With the Delta variant driving a surge in cases, Health Minister Vassilis Kikilias and the government’s chief epidemiologist, Sotiris Tsiodras, visited the church’s Holy Synod to ask Archbishop Ieronymos to pull renegade clerics into line.
After the visit, the church sent a circular to its clergy this week describing vaccination as “the greatest act of responsibility toward one’s fellow human being.”
It also offered answers to common questions and sought to clear up misinformation. Clerics have been told to distribute the circular to churchgoers on Sunday and deliver sermons extolling the vaccine’s benefits.
The move followed a flurry of discussions between government health officials and senior clerics aimed at quelling objections among priests to the vaccination drive. Some clerics have been using their sermons to stoke vaccine hesitancy while others have warned that churchgoers getting shots will be denied holy communion.
In Thessaloniki in northern Greece, a priest was removed from his parish this month after telling worshipers to not get the vaccine and to defy Covid regulations. In nearby Halkidiki, at mass celebrating the Orthodox Easter, another priest banned vaccinated and masked worshipers from attending his services, describing pressure to get the vaccine as “diabolical” and “fascist.”
It remains to be seen if the church hierarchy can control the message across the country, but the hope was the circular would carry special weight with the faithful.

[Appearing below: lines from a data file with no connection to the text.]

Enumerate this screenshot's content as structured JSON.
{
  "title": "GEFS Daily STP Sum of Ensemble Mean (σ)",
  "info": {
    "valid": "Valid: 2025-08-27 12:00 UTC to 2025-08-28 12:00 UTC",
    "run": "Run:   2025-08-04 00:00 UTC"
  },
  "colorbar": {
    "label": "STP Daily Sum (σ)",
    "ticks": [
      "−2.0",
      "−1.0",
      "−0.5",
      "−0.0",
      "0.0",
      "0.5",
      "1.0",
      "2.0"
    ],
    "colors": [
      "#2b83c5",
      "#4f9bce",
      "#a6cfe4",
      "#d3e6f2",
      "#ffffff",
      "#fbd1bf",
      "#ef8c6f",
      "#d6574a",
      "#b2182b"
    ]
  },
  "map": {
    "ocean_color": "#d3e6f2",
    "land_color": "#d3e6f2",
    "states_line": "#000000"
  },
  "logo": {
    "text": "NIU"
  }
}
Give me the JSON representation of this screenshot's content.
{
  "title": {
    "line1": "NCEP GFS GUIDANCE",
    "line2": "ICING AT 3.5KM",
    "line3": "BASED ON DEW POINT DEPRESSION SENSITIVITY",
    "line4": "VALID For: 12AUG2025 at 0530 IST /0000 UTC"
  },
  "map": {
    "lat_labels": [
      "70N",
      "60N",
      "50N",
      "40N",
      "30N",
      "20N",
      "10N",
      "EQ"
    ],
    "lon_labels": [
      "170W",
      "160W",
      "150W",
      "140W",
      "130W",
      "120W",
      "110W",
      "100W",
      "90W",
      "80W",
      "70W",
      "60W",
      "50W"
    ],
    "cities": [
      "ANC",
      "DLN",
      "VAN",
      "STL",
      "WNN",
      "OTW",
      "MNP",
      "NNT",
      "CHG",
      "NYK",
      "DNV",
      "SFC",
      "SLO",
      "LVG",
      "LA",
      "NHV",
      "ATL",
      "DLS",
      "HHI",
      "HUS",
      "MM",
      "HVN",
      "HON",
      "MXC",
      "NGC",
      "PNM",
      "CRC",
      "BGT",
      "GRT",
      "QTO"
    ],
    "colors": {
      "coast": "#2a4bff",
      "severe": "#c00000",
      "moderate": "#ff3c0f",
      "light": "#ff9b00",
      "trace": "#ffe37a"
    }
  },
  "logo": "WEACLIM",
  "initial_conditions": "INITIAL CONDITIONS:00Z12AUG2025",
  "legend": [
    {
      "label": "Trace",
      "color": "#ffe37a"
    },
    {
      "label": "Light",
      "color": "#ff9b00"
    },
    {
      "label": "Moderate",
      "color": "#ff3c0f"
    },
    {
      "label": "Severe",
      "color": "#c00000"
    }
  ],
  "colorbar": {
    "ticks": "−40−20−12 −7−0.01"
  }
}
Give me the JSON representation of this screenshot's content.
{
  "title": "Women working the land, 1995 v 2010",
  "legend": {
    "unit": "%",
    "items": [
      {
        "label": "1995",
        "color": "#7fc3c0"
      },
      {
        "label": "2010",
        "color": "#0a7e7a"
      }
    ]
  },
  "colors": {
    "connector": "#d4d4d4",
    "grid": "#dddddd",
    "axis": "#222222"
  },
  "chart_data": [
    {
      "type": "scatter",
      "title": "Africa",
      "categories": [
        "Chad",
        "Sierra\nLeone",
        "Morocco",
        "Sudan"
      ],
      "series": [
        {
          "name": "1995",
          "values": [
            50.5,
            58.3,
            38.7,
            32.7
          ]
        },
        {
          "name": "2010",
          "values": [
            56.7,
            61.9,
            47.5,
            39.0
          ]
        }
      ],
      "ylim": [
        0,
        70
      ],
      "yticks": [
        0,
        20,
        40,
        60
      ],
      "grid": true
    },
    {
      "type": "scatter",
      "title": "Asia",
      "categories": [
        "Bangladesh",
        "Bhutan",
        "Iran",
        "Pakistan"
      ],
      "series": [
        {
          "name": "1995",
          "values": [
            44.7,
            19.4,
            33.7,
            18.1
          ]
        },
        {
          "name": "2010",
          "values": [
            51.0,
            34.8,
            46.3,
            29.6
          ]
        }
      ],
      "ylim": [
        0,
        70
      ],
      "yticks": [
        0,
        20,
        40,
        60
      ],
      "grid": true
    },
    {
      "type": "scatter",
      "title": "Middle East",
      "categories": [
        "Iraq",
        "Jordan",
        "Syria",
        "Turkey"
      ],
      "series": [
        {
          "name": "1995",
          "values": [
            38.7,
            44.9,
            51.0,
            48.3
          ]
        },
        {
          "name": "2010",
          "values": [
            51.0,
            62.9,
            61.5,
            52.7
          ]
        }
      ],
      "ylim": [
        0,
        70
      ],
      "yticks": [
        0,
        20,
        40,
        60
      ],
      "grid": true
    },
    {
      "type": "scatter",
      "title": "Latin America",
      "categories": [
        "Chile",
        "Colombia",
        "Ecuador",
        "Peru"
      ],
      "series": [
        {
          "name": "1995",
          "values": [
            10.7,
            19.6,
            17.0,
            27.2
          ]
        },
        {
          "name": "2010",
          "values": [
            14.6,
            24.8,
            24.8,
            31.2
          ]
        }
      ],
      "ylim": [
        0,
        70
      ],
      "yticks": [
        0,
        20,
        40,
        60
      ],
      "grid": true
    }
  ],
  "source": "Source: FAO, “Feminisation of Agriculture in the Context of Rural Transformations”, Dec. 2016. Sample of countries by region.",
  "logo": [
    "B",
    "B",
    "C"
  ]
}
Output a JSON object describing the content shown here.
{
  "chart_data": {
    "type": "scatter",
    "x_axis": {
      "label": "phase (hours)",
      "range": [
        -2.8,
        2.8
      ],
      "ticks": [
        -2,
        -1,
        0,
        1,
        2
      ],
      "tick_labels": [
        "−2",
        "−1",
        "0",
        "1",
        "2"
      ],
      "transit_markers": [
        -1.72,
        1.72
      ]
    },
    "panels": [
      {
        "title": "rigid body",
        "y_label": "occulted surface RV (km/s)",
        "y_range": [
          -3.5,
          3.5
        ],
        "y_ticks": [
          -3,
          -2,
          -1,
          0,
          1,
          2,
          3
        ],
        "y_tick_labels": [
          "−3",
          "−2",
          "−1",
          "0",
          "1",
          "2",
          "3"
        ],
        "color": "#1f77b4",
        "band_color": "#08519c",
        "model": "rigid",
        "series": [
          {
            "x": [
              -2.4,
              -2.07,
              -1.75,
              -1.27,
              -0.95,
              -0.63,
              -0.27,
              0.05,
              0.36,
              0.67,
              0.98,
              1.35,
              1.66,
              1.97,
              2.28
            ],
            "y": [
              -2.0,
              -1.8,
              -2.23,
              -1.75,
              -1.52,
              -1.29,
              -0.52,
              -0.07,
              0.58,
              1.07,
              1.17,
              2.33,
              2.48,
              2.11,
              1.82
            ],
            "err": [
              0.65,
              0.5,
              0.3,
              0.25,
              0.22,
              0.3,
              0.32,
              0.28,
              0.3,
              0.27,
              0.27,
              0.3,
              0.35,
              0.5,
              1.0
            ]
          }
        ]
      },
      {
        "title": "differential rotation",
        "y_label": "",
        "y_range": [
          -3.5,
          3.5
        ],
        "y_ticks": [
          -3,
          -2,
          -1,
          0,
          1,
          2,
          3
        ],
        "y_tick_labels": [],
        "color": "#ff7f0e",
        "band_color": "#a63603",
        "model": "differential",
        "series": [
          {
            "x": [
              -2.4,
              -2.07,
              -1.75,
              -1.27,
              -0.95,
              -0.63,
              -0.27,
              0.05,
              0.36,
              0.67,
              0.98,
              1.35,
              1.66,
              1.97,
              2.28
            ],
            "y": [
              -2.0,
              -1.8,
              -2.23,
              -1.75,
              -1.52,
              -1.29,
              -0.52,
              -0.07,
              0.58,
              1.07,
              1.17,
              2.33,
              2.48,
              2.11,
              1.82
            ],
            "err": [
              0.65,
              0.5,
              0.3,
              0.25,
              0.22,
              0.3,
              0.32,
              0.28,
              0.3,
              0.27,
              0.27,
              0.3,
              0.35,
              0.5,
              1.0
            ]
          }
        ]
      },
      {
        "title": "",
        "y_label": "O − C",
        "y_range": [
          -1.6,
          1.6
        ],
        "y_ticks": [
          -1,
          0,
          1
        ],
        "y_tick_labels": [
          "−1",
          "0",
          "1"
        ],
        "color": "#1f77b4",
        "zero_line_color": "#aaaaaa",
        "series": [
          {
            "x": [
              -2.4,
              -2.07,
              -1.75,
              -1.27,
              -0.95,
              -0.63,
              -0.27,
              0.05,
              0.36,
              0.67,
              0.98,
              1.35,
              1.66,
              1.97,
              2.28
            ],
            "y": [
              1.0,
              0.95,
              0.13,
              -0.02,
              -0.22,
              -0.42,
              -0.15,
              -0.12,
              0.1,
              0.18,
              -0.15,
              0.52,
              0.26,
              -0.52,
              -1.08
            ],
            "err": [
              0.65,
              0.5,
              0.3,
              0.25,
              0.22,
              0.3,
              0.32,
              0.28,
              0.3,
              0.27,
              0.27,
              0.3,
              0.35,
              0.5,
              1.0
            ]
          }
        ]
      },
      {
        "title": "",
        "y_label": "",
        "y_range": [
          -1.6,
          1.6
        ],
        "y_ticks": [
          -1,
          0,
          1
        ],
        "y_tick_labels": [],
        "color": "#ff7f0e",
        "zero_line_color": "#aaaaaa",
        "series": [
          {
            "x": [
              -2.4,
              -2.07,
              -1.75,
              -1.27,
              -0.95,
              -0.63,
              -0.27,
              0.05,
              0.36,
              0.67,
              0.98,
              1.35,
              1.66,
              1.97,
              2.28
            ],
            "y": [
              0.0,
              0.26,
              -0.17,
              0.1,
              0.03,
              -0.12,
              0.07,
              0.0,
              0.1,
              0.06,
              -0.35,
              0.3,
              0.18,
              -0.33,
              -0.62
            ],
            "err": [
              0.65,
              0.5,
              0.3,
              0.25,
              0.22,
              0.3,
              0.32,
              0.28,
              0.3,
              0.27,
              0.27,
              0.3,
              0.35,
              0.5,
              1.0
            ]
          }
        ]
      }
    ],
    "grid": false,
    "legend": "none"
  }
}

It cast the vaccine as “a gift from God” and called on the faithful not to heed voices “which lack scientific grounding or ecclesiastical spirit.” It also sought to counter claims by some anti-vaccine protesters, including conspiracy theories about the shot containing embryonic cells or microchips designed to monitor people’s movements.
Greek authorities are hoping the appeal to the faithful will bolster a slowing vaccination campaign, with only 44 percent of Greece’s nearly 11 million citizens fully vaccinated.
Beyond the appeal to the faithful, the country has sought to strike a balance in the restrictions it is imposing as it reopens.
It has required health workers to get shots and has devised a plan that puts vaccinations at the center of reopening policies — without going so far as to essentially bar the unvaccinated.
After allowing outdoor service in May, cafes, restaurants, cinemas and theaters were allowed to resume indoor operation on July 15.
According to the government’s scheme, businesses will declare whether they intend to host only those who have been vaccinated — as well as those who have recovered from a coronavirus infection — or whether they will open for all customers and then display a corresponding sticker at their entrance.
Those choosing to host only vaccinated customers are permitted to operate at a higher capacity.